Yuni, teman satu kantornya menyentuh pundak Anti yang masih asyik menekuri karpet alas duduk mereka.

“ Eee.. Iya, mm.. sholat aja dulu, Yuk..! Belum laper niih..!”

Anti menjawab sambil bergegas menggamit lengan Yuni menuju masjid instansi tempat mereka bekerja setelah kaum laki-laki selesai sholat Jumat. Lama Anti merenungkan isi kajian itu setelah sholat. Yah.. nuraninya sedang gulana.

***

“ Bapak nonton apa sihh…?”

Anti mendekati Bapaknya yang tengah asyik mengarahkan pandangan di depan televisi malam itu sambil membawa camilan , kemudian menghempaskan punggungnya di sandaran kursi.

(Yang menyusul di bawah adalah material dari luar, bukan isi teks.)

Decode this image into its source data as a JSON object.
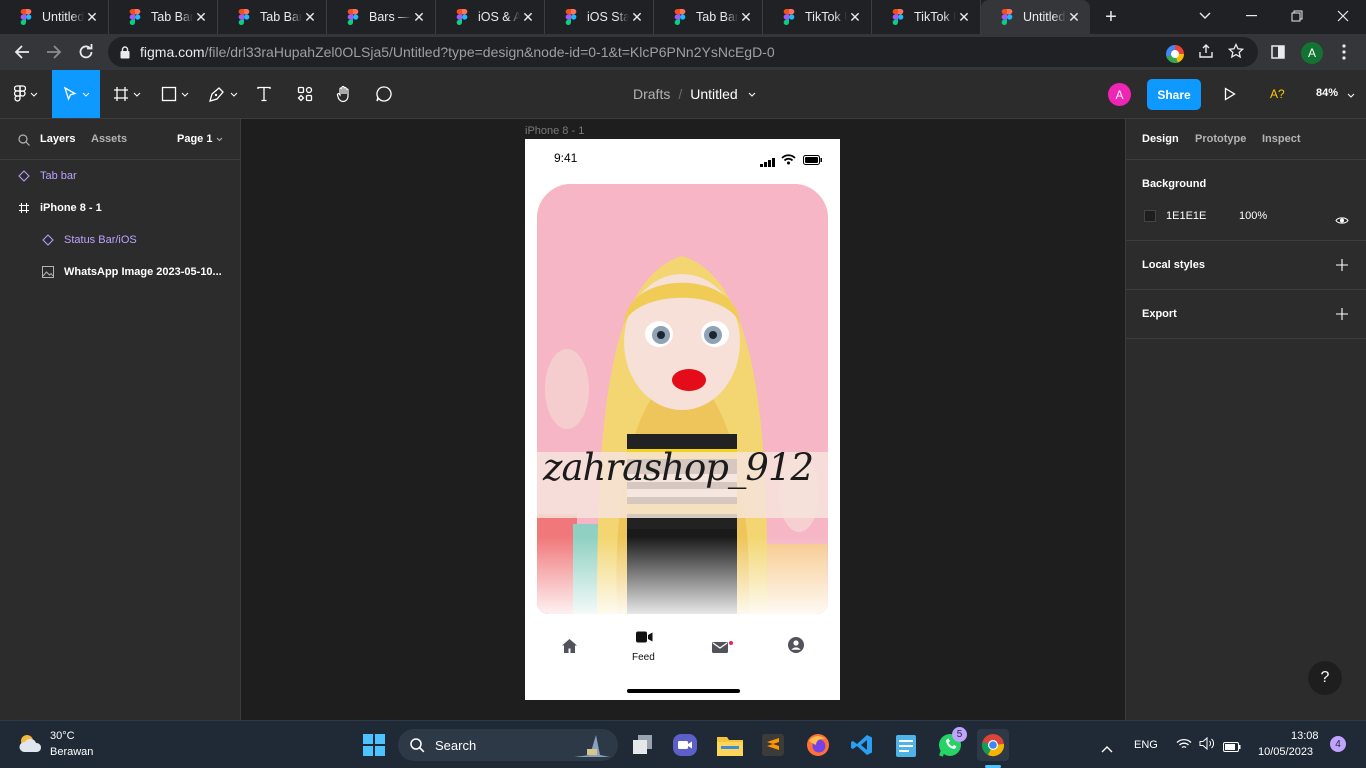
{
  "browser": {
    "tabs": [
      {
        "label": "Untitled"
      },
      {
        "label": "Tab Bar"
      },
      {
        "label": "Tab Bar"
      },
      {
        "label": "Bars — F"
      },
      {
        "label": "iOS & An"
      },
      {
        "label": "iOS Statu"
      },
      {
        "label": "Tab Bar"
      },
      {
        "label": "TikTok U"
      },
      {
        "label": "TikTok U"
      },
      {
        "label": "Untitled"
      }
    ],
    "url_host": "figma.com",
    "url_path": "/file/drl33raHupahZel0OLSja5/Untitled?type=design&node-id=0-1&t=KlcP6PNn2YsNcEgD-0",
    "profile_initial": "A"
  },
  "figma": {
    "breadcrumb_parent": "Drafts",
    "breadcrumb_separator": "/",
    "file_name": "Untitled",
    "avatar_initial": "A",
    "share_label": "Share",
    "font_warning": "A?",
    "zoom": "84%",
    "left_tabs": {
      "layers": "Layers",
      "assets": "Assets",
      "page": "Page 1"
    },
    "layers": [
      {
        "name": "Tab bar"
      },
      {
        "name": "iPhone 8 - 1"
      },
      {
        "name": "Status Bar/iOS"
      },
      {
        "name": "WhatsApp Image 2023-05-10..."
      }
    ],
    "frame_label": "iPhone 8 - 1",
    "right_tabs": {
      "design": "Design",
      "prototype": "Prototype",
      "inspect": "Inspect"
    },
    "background_title": "Background",
    "background_hex": "1E1E1E",
    "background_opacity": "100%",
    "local_styles": "Local styles",
    "export": "Export",
    "help": "?"
  },
  "phone": {
    "time": "9:41",
    "watermark": "zahrashop_912",
    "tab_active_label": "Feed",
    "colors": {
      "pink": "#f7b5c6",
      "hair": "#f3d671"
    }
  },
  "taskbar": {
    "weather_temp": "30°C",
    "weather_desc": "Berawan",
    "search_label": "Search",
    "language": "ENG",
    "time": "13:08",
    "date": "10/05/2023",
    "whatsapp_badge": "5",
    "notification_count": "4"
  }
}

“Sekelompok pemuda yang sedang mengadakan pesta shabu digrebek oleh polisi kota Medan…..”

Tiba – tiba dada Anti berdegup kencang, dan sepertinya merasa gerah dengan udara hari itu, tubuhnya menegang demi melihat wajah yang saat ini terasa begitu dekat dengan mimpi – mimpinya, sedang digiring oleh polisi bersama pemuda lain di sebuah rumah . Suara reporter berita tersebut seperti hilang di telan gemuruh di dadanya , gemuruh angkara, penyesalan, dan rasa malu yang mendalam. Seluruh persendian Anti lunglai. Inilah jawaban gulana itu. Dia masih mendengar Bapak juga menyerukan kekagetan luar biasa mengingat selama ini putrinya dekat dengan laki-laki di televisi itu.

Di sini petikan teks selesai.